My question is as follows:
I have to read a big XML file, 50 MB; and anonymise some tags/fields that relate to private issues, like name surname address, email, phone number, etc...
I know exactly which tags in XML are to be anonymised.
s|<a>alpha</a>|MD5ed(alpha)|e;
s|<h>beta</h>|MD5ed(beta)|e;
where alpha
and beta
refer to any characters within, which will also be hashed, using probably an algorithm like MD5.
I will only convert the tag value, not the tags themselves.
I hope, I am clear enough about my problem. How do I achieve this?
Using regexps is indeed dangerous, unless you know exactly the format of the file, it's easy to parse with regexps, and you are sure that it will not change in the future.

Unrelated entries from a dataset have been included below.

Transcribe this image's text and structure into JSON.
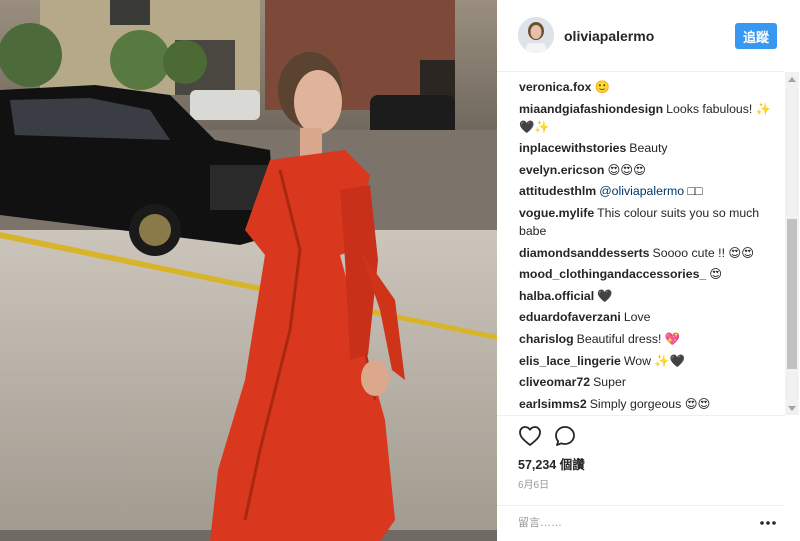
{
  "header": {
    "username": "oliviapalermo",
    "follow_label": "追蹤"
  },
  "comments": [
    {
      "user": "veronica.fox",
      "text": "🙂"
    },
    {
      "user": "miaandgiafashiondesign",
      "text": "Looks fabulous! ✨🖤✨"
    },
    {
      "user": "inplacewithstories",
      "text": "Beauty"
    },
    {
      "user": "evelyn.ericson",
      "text": "😍😍😍"
    },
    {
      "user": "attitudesthlm",
      "mention": "@oliviapalermo",
      "text": " □□"
    },
    {
      "user": "vogue.mylife",
      "text": "This colour suits you so much babe"
    },
    {
      "user": "diamondsanddesserts",
      "text": "Soooo cute !! 😍😍"
    },
    {
      "user": "mood_clothingandaccessories_",
      "text": "😍"
    },
    {
      "user": "halba.official",
      "text": "🖤"
    },
    {
      "user": "eduardofaverzani",
      "text": "Love"
    },
    {
      "user": "charislog",
      "text": "Beautiful dress! 💖"
    },
    {
      "user": "elis_lace_lingerie",
      "text": "Wow ✨🖤"
    },
    {
      "user": "cliveomar72",
      "text": "Super"
    },
    {
      "user": "earlsimms2",
      "text": "Simply gorgeous 😍😍"
    }
  ],
  "actions": {
    "likes": "57,234 個讚",
    "date": "6月6日"
  },
  "add_comment": {
    "placeholder": "留言……"
  },
  "icons": {
    "like": "heart-outline-icon",
    "comment": "speech-bubble-icon",
    "more": "more-dots-icon"
  },
  "colors": {
    "accent": "#3897f0",
    "dress": "#d9381e"
  }
}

Otherwise you could indeed use XML::Twig,as below. An alternative would be to use XML::LibXML, although the file might be a bit big to load it entirely in memory (then again, maybe not, memory is cheap these days) so you might have to use the pull mode, which I don't know much about.
Compact XML::Twig code:
#!/usr/bin/perl
use strict;
use warnings;
use XML::Twig;
use Digest::MD5 'md5_base64';
my @tags_to_anonymize= qw( name surname address email phone);
# the handler for each element ($_) sets its content with the md5 and then flushes
my %handlers= map { $_ => sub { $_->set_text( md5_base64( $_->text))->flush } } @tags_to_anonymize;
XML::Twig->new( twig_roots => \%handlers, twig_print_outside_roots => 1)
->parsefile( "my_big_file.xml")
->flush;